We assume an initial set of user-defined primitive behaviors reflecting prior knowledge and assumptions of the user. Primitives may be assembler-like instructions or time-consuming software, such as, say, theorem provers, or matrix operators for neural network-like parallel architectures, or trajectory generators for robot simulations, or state update procedures for multiagent systems, etc. Each primitive is represented by a token in Q. It is essential that those primitives whose runtimes are not known in advance can be interrupted by OOPS at any time.
The searcher's initial bias is also affected by initial, user-defined, task-dependent probability distributions on the finite or infinite search space of possible self-delimiting program prefixes. In the simplest case we start with a maximum entropy distribution on the tokens, and define prefix probabilities as the products of the probabilities of their tokens. But prefix continuation probabilities may also depend on previous tokens in context sensitive fashion defined by a probabilistic syntax diagram. In fact, we even permit that any executed prefix assigns a task-dependent, self-computed probability distribution to its own possible suffixes (compare Section 3.1).
Consider the left-hand side of Figure 1.
All instruction pointers
of all
current tasks
are initialized by some address,
typically below the topmost code address,
thus accessing the code bias common to all tasks,
and/or using task-specific code fragments written
into tapes.
All tasks keep executing their instructions in parallel
until one of them is interrupted or all tasks are solved,
or until some task's instruction pointer points to the yet unused
address right after the
topmost code address. The latter case
is interpreted as a request for code prolongation through a new token,
where each token has a probability
according to the present task's current state-encoded
distribution on the possible next tokens.
The deterministic method Try systematically
examines all possible code extensions in a depth-first fashion
(probabilities of prefixes are just used to order them for runtime
allocation).
Interrupts and backtracking to previously selected tokens
(with yet untested alternatives) and the corresponding partial resets
of states and task sets
take place whenever one of the tasks encounters an error,
or the product of the task-dependent probabilities of the currently selected tokens
multiplied by the sum of the runtimes on all tasks exceeds a given
total search time limit
.
To allow for efficient backtracking, Try tracks effects of tested program prefixes, such as task-specific state modifications (including probability distribution changes) and partially solved task sets, to reset conditions for subsequent tests of alternative, yet untested prefix continuations in an optimally efficient fashion (at most as expensive as the prefix tests themselves).

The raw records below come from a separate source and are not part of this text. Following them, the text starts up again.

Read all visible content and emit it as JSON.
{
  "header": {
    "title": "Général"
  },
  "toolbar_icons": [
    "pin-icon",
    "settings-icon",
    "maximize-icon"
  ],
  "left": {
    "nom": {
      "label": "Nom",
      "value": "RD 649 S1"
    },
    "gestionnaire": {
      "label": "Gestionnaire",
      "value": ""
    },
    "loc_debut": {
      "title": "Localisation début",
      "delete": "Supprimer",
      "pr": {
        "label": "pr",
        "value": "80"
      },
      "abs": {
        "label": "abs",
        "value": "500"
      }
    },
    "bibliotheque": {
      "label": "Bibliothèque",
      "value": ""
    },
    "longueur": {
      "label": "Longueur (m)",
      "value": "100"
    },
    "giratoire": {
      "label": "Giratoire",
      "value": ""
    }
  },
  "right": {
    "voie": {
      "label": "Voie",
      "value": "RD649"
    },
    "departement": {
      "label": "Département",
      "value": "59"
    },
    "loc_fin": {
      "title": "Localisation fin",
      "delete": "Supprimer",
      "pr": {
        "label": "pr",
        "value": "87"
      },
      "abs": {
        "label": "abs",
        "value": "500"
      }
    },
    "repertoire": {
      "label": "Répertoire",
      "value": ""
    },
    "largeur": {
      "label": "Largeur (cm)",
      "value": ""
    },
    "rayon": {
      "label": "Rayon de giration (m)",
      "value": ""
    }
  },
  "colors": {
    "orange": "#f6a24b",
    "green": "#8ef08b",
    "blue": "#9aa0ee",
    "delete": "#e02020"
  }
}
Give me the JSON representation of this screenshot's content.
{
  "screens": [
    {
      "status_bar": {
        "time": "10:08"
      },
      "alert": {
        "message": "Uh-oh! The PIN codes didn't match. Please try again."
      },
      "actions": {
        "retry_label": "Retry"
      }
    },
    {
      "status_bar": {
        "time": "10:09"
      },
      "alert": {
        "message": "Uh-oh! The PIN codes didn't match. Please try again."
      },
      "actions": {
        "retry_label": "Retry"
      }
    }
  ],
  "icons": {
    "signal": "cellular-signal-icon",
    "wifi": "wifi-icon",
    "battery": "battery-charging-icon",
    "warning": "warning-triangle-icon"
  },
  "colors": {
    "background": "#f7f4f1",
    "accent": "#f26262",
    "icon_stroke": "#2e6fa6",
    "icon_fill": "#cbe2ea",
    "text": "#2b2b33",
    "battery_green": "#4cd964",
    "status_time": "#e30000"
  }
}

Since programs are created online while they are being executed, Try will never create impossible programs that halt before all their tokens are read. No program that halts on a given task can be the prefix of another program halting on the same task. It is important to see, however, that in our setup a given prefix that has solved one task (to be removed from the current task set) may continue to demand tokens as it tries to solve other tasks.
![]() |
Figure 2:
Search tree during an OOPS application; compare Section 4.1 and
Figure 1.
Search tree during an OOPS application. The tree branches are program prefixes. A single prefix may modify several task-specific tapes in parallel. Nodes represent primitive instructions; widths of connections between nodes stand for temporary, task-specific transition probabilities encoded (yellow) on the modifiable computation tapes (white, to the right; one tape per task; each tape has an instruction pointer). Prefixes may contain (or call previously frozen) subprograms that dynamically modify the conditional probabilities during runtime, thus rewriting the suffix search procedure. In the example, the currently tested prefix (pink, above the previously frozen codes) consists of the token sequence "while (x /< y) call fn17" (real values in the tree denote transition probabilities). Here fn17 might be a time-consuming instruction, say, for manipulating the arm of a realistic virtual robot. Before requesting an additional token, this prefix may run for a long time, thus changing many components of numerous tapes. Node-oriented backtracking will restore partially solved task sets and modifications of internal states and continuation probabilities once there is an error or the sum of the runtimes of the current prefix on all current tasks exceeds the prefix probability multiplied multiplied by the current search time limit, which keeps doubling until the current task set is solved.
See text for details.